You have a JSON object that might look something like
{
"accessRules": [
{
"name": "permit syslog",
"protocol": "udp",
"port": "514",
"action": "allow",
"source": "0.0.0.0/0",
"destination": "syslog.example.com"
},
{
"name": "permit splunk forwarder traffic",
"protocol": "tcp",
"port": "9997",
"action": "allow",
"source": "0.0.0.0/0",
"destination": "splunk-indexers.example.com"
},
{
"name": "permit HEC",
"protocol": "tcp",
"port": "8088",
"action": "allow",
"source": "0.0.0.0/0",
"destination": "splunk-indexers.example.com"
}
]
}
What's important here is that there is an object that forms one event, and that object has a list of objects inside it. Don't overthink this.

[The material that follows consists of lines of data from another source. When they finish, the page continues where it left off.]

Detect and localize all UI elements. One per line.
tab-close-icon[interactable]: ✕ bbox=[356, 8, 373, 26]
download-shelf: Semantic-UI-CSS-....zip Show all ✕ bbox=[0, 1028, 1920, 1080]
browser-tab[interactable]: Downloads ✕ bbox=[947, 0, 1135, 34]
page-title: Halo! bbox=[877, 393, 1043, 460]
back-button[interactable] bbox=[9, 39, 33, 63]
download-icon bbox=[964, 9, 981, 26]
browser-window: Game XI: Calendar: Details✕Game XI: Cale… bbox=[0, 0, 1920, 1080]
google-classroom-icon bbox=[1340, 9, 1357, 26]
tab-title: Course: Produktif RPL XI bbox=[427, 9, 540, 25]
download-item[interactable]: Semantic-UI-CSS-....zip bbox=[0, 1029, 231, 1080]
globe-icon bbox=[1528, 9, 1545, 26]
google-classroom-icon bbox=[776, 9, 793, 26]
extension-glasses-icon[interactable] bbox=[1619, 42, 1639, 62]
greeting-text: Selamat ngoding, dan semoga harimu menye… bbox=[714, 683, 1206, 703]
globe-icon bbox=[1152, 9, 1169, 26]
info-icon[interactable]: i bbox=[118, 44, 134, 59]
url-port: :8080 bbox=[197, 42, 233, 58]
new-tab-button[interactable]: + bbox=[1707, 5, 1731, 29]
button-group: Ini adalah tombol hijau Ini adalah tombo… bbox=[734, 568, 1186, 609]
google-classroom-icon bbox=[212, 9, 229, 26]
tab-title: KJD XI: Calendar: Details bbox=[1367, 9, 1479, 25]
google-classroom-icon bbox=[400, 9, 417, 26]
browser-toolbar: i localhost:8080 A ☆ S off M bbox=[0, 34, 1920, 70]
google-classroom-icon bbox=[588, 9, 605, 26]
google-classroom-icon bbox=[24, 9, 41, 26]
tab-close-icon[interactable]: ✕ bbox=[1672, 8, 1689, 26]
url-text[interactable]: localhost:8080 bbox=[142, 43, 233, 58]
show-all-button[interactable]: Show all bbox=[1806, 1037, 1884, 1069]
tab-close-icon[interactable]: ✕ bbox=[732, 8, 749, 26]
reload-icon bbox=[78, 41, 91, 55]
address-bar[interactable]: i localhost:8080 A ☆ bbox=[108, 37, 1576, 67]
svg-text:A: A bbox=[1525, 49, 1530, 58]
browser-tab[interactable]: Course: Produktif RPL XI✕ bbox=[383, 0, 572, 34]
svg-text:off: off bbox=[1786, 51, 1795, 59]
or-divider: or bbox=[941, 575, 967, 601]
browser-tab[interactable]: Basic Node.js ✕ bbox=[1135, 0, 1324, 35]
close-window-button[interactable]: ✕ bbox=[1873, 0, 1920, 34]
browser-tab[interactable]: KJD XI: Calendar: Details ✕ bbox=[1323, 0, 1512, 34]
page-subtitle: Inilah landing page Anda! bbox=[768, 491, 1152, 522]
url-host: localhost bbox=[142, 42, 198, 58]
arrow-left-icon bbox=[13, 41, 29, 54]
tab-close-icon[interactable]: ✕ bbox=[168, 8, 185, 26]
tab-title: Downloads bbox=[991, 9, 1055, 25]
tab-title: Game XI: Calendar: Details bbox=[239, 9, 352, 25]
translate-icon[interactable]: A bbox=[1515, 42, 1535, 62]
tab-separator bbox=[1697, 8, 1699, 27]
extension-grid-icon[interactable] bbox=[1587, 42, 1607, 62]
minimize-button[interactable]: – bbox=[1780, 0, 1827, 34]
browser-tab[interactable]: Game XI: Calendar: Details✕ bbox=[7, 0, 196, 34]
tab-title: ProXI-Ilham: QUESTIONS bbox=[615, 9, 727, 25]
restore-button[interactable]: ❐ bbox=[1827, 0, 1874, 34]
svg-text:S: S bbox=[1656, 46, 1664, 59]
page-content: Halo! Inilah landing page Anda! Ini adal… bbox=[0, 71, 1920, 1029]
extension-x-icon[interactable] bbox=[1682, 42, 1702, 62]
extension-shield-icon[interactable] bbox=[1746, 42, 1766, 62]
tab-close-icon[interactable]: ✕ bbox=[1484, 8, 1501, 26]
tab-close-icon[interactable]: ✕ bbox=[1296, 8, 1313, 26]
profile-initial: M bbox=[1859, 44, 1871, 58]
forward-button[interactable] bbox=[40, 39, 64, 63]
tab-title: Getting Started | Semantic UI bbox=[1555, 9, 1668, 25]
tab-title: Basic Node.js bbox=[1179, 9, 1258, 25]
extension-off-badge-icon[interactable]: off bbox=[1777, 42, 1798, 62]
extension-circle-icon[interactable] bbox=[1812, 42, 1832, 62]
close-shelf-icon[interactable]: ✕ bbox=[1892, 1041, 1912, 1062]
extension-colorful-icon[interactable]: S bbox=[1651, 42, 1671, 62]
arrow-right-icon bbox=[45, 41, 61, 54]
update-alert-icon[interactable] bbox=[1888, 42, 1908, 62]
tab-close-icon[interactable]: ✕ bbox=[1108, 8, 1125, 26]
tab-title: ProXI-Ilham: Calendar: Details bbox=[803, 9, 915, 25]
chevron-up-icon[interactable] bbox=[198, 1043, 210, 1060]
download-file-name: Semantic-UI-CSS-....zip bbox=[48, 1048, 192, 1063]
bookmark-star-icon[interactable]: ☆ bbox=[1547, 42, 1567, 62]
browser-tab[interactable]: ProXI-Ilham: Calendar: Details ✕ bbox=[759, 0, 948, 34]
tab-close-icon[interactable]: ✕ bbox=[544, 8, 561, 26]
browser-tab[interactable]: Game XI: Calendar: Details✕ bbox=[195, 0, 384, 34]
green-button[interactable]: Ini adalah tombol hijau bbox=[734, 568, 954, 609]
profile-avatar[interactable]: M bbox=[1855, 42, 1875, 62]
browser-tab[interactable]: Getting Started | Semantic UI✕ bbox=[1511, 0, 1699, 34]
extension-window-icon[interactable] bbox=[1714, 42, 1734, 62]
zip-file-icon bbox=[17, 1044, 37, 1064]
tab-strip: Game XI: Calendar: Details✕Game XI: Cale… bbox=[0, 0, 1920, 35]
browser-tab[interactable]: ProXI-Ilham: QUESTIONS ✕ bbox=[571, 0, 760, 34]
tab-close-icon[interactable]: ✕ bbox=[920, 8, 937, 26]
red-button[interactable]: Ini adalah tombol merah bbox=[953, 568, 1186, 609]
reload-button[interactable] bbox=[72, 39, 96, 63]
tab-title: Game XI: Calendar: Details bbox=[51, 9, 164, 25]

We want to parse parallel fields and link them together, in the above example, perhaps the port and protocol for each of the objects in the list.
The spath command is your friend here.
...
| spath path=accessRules output=onerule
| mvexpand onerule
| spath input=onerule
What this snippet does is take the accessRules object and parses it separately and puts the results into the field onerule. Each of the three (in the above example) objects are put in the onerule field, multivalue. The mvexpand command then splits the event into multiple events based on the different values of the onerule field. Now, a last spath command, this time input from the onerule field, will reparse that and interpret it, creating fields out of it for the events.
The result, given the above as a single event is you have three events, but each event has a separate name, protocol, port, action, source and destination field, keeping the linkage together just as described in the objects in the list.